The Zipadelli-Stewart pairing has survived a decade together despite trials, tribulations, near self-destruction and a ton of self-reflection.
The partnership clicked almost immediately because the two essentially are the same person. Both grew up in racing, working with their fathers on cars while spending most of their childhood around race tracks.
They started out by agreeing to give each other space. Zipadelli, often called Zippy, builds the cars; Stewart, known as Smoke, drives the cars. Neither interferes with the other.
“We didn’t set out saying we were going to spend the next 10 years working together, but it’s happened and it’s worked,” said Zipadelli. “My personality of being somewhat controlling of the car and his lack of wanting to be involved in it — there’s a mutual respect of, ‘This is my area, this is his area.’ I don’t tell him how to drive and he just tells me what’s wrong with the car. That’s helped us.”

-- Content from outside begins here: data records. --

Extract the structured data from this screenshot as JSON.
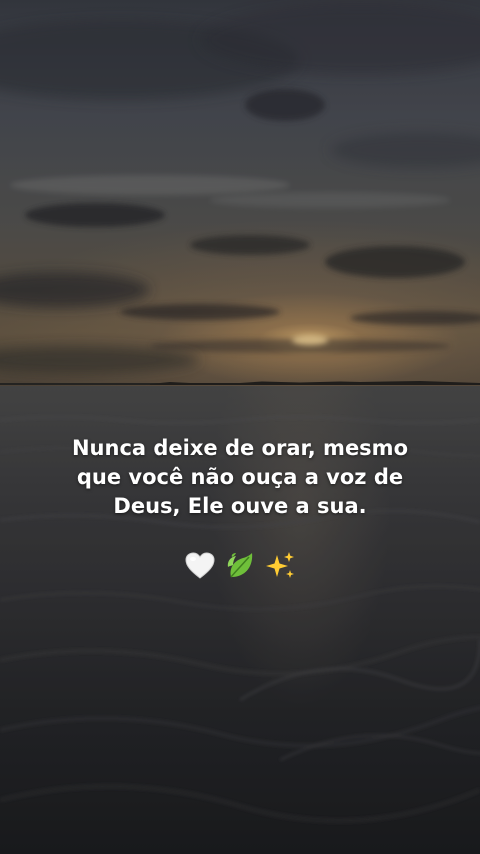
{
  "caption": {
    "lines": [
      "Nunca deixe de orar, mesmo",
      "que você não ouça a voz de",
      "Deus, Ele ouve a sua."
    ]
  },
  "emojis": [
    {
      "icon": "white-heart-icon",
      "char": "🤍"
    },
    {
      "icon": "leaf-icon",
      "char": "🍃"
    },
    {
      "icon": "sparkles-icon",
      "char": "✨"
    }
  ],
  "colors": {
    "text": "#ffffff",
    "sun": "#ecbe78",
    "sea": "#2a2b2e"
  }
}
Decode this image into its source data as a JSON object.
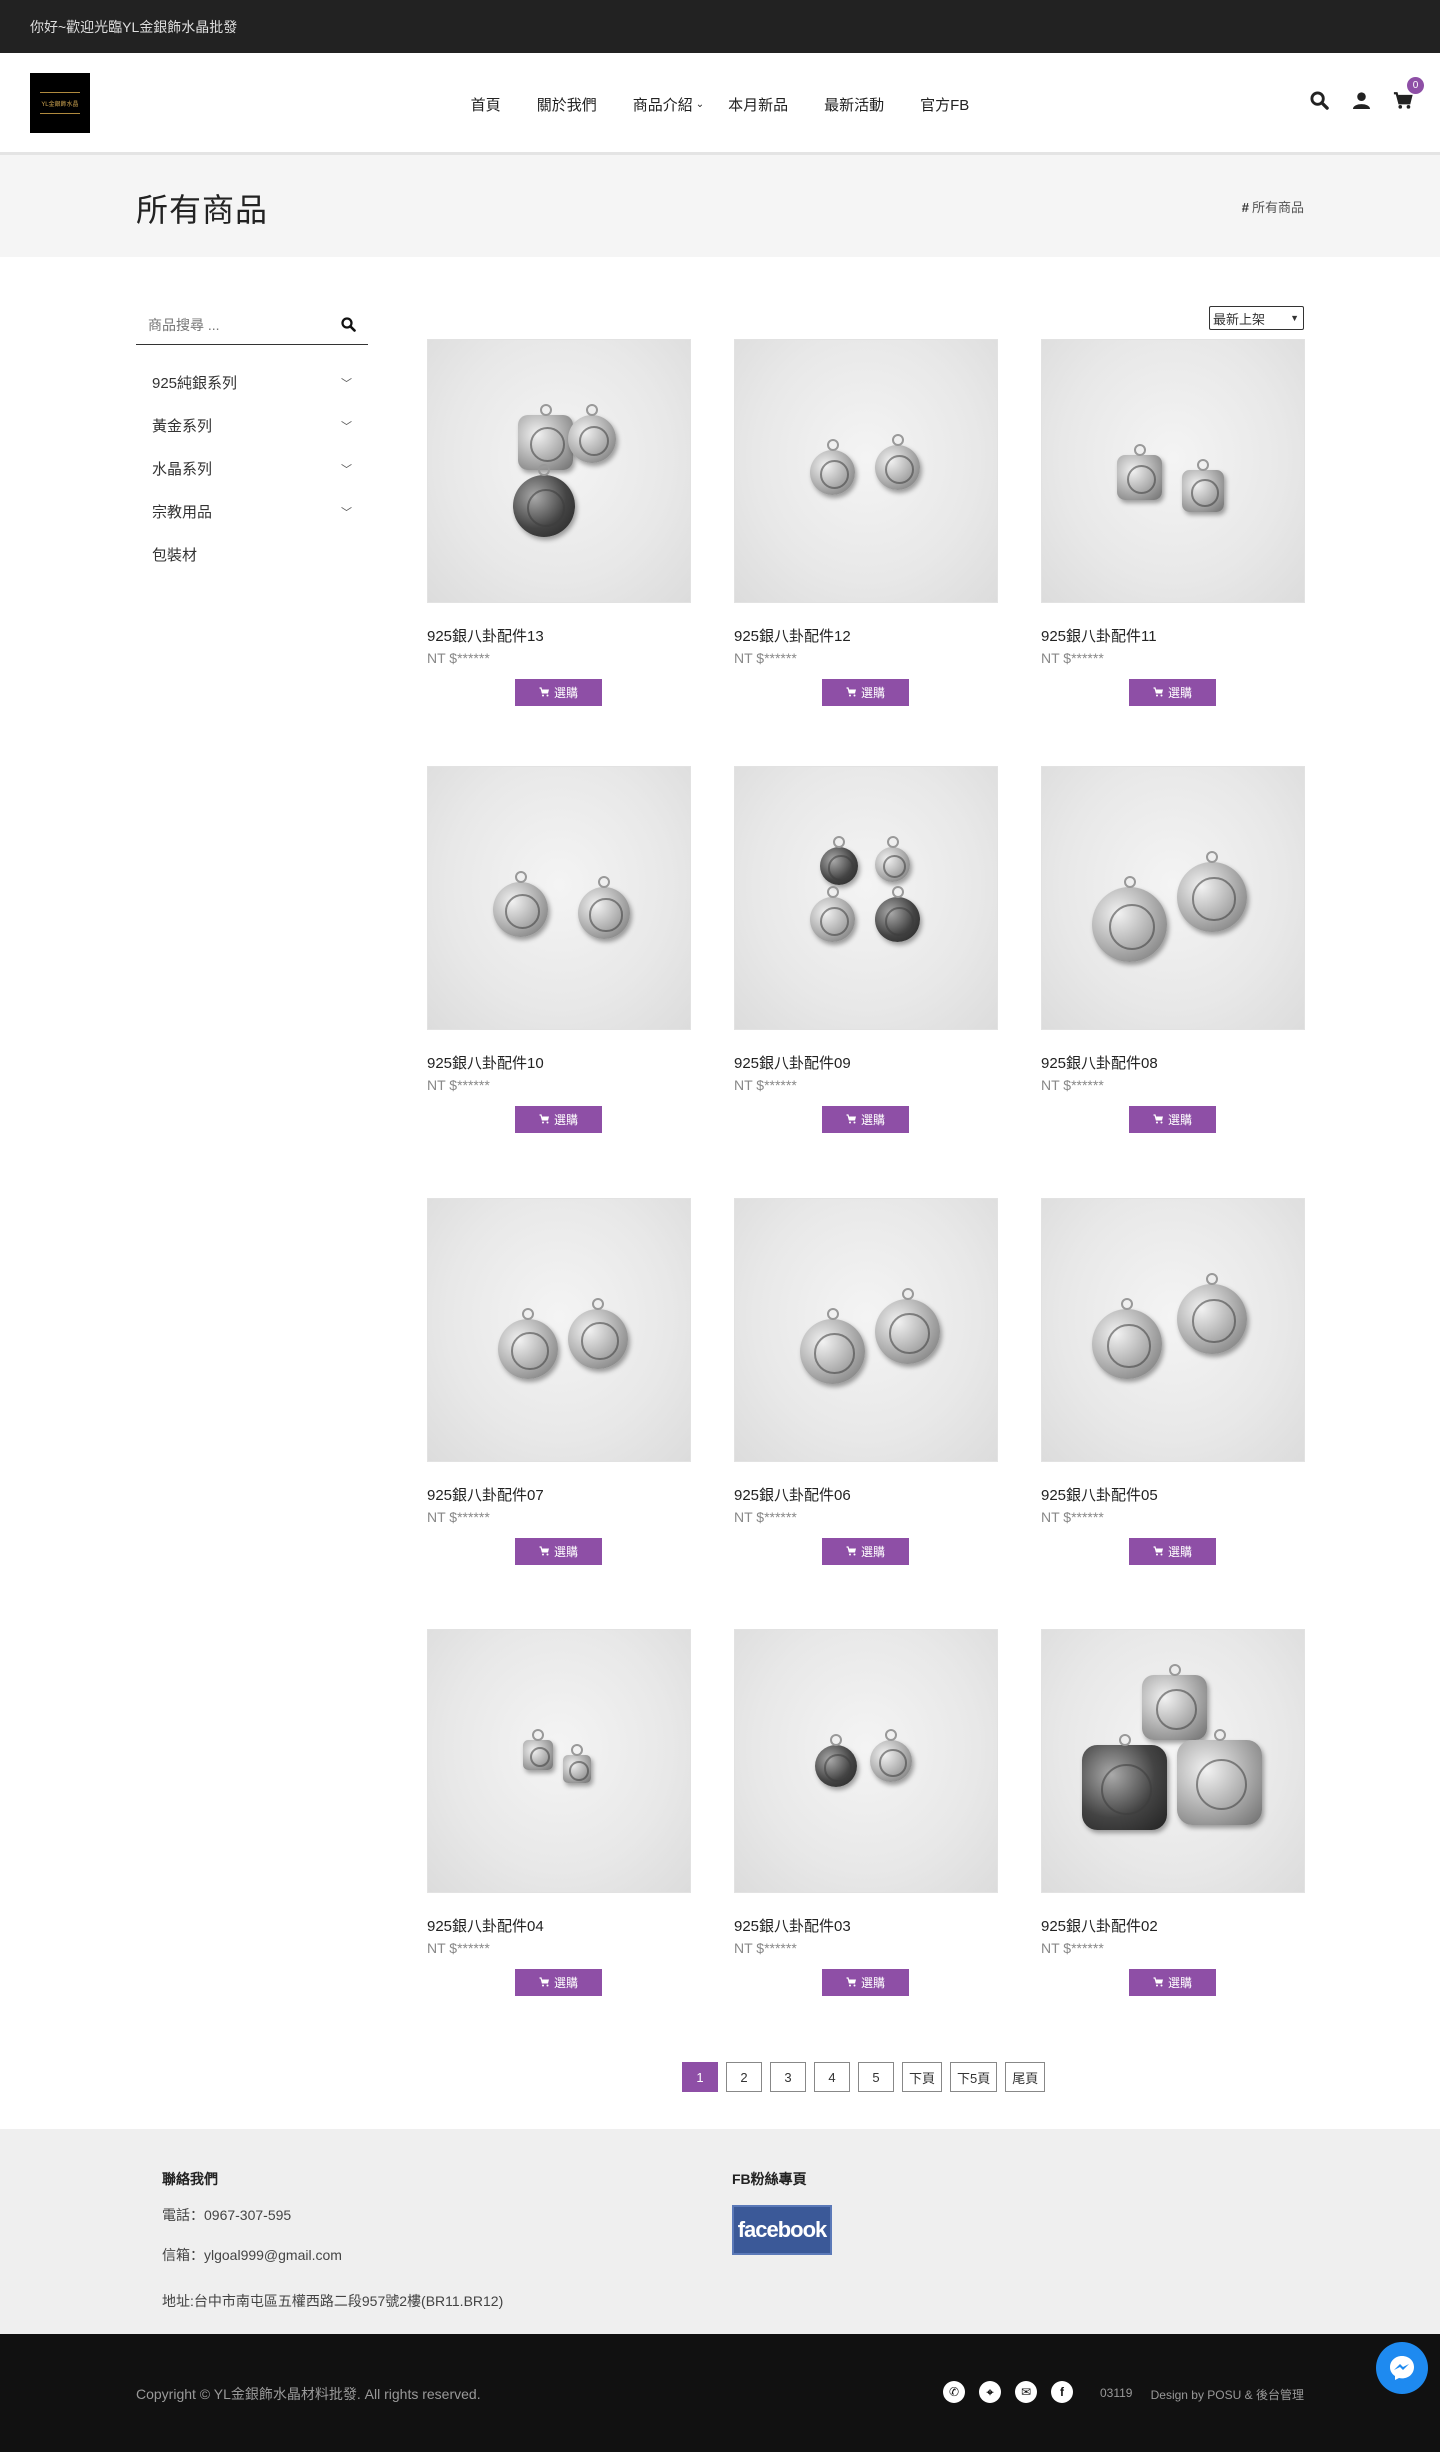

It took Zipadelli time to learn the patience he needs to work with the enigma that is Stewart.
Zipadelli has never turned his back on Stewart despite some of his temper tantrums and punching a photographer after losing a race at Indianapolis Motor Speedway.
“I don’t think either of us has feelings,” said Zipadelli. “If something needs to be said, I can air it and I know that he’s not going to go home and take it personally. He may holler back, he may tell me I’m full of (it), he may disagree with it. But he will listen to me, he will take it to heart and he will learn from it — and vice versa.
“We have that relationship, we’ve been fortunate enough to have that openness and we know it’s not about feelings. You check them at the door when you get here.”
Stewart says the two share the same passion.
“We desire to win and it makes you work really hard to protect it,” said Stewart.
Maybe that’s what Jimmy Makar saw when he spent some four hours with Zipadelli some 10 years ago at a Cracker Barrel Restaurant when he decided Zipadelli was the man to run the team for Gibbs.
“When that conversation was over, I came back and told Joe, ‘Hey, this is a guy that I think can get the job done as a crew chief,’” said Makar, now the senior vice president of racing operations for Joe Gibbs Racing.
It’s a partnership that has withstood the test of time and may become one of the most famous of all time in NASCAR.